I just scanned my mails a bit with the spam-header. There are some rules, where your X-Spam-Status is not really helping, e.g. the auto white-list:

Content analysis details:   (0.3 points, 5.0 required)

 pts rule name              description
---- ---------------------- --------------------------------------------------
-1.9 BAYES_00               BODY: Bayes spam probability is 0 to 1%
                            [score: 0.0001]
 0.7 MIME_HTML_ONLY         BODY: Message only has text/html MIME parts
 0.2 HTML_MESSAGE           BODY: HTML included in message
-0.1 DKIM_VALID_AU          Message has a valid DKIM or DK signature from author's
                            domain
-0.1 DKIM_VALID             Message has at least one valid DKIM or DK signature
 0.1 DKIM_SIGNED            Message has a DKIM or DK signature, not necessarily valid
 0.8 RDNS_NONE              Delivered to internal network by a host with no rDNS
 0.6 AWL                    AWL: Adjusted score from AWL reputation of From: address

It can be negative or positive, it depends on the reputation.
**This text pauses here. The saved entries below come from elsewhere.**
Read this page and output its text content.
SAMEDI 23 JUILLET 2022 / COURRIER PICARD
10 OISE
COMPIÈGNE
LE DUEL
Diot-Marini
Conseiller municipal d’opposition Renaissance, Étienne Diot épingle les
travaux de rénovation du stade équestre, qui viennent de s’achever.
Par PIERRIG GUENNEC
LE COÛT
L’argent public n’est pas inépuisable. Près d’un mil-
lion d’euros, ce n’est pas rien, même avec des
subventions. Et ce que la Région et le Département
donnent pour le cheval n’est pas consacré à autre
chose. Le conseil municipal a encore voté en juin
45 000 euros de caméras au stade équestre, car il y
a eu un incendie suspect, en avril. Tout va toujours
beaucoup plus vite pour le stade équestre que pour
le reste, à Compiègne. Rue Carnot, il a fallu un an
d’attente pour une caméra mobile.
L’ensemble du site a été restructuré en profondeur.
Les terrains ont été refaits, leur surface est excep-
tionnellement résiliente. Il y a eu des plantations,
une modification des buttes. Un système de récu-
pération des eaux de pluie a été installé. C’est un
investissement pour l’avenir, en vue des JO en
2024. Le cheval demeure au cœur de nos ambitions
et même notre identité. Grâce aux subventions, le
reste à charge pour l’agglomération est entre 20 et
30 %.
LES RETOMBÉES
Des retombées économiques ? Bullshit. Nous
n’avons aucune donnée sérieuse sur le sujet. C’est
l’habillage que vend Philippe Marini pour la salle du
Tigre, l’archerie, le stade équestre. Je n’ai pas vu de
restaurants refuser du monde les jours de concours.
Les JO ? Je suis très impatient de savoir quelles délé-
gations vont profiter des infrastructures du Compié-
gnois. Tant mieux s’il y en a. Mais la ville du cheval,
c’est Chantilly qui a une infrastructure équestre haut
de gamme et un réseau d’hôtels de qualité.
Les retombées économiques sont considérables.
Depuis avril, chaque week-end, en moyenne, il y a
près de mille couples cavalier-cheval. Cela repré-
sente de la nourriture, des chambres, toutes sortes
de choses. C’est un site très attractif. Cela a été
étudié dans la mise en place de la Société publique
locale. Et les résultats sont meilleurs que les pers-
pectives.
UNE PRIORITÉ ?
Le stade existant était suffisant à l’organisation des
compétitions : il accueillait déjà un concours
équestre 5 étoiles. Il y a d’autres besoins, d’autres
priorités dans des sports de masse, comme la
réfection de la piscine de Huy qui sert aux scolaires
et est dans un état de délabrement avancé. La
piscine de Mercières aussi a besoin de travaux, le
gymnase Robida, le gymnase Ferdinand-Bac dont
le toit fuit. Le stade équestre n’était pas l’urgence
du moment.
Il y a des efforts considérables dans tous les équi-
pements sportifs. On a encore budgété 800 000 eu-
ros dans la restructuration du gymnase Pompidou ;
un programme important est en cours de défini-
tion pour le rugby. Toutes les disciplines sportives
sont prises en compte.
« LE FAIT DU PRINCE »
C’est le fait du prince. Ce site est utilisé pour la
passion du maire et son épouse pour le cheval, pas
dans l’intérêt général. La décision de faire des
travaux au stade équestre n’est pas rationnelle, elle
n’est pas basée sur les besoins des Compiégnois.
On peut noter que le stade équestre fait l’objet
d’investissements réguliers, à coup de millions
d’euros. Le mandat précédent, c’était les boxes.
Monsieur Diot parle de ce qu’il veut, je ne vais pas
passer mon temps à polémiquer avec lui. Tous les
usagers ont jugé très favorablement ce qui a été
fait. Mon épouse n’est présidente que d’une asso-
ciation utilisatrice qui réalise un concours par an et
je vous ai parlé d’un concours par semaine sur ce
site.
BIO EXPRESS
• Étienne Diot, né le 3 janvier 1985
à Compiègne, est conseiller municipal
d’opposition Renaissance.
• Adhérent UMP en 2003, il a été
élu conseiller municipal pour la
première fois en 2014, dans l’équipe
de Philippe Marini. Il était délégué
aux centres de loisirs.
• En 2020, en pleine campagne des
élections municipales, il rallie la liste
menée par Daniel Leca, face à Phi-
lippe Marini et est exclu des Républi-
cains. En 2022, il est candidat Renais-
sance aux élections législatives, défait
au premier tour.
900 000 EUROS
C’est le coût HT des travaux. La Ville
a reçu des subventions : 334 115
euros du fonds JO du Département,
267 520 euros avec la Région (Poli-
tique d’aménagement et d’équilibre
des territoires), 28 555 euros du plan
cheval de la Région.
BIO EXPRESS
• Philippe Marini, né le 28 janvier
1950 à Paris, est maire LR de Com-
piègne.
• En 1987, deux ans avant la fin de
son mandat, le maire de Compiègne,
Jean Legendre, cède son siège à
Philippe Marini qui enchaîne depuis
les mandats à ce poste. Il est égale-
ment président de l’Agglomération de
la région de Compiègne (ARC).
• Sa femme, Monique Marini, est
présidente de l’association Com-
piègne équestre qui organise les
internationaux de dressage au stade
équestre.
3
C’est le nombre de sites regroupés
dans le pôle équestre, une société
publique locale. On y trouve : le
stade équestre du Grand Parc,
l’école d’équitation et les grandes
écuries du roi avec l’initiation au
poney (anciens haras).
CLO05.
The short version is:

X-Spam-Status: No, score=0.3 required=5.0 tests=AWL,BAYES_00,DKIM_SIGNED,
        DKIM_VALID,DKIM_VALID_AU,HTML_MESSAGE,MIME_HTML_ONLY,RDNS_NONE autolearn=no
        autolearn_force=no version=3.4.0

If you are stilll setting up your mailserver and check the spam-mails, these details can be interesting. Not sure how to handle this best, put the X-Spam-Report only in mails that were identified as spam?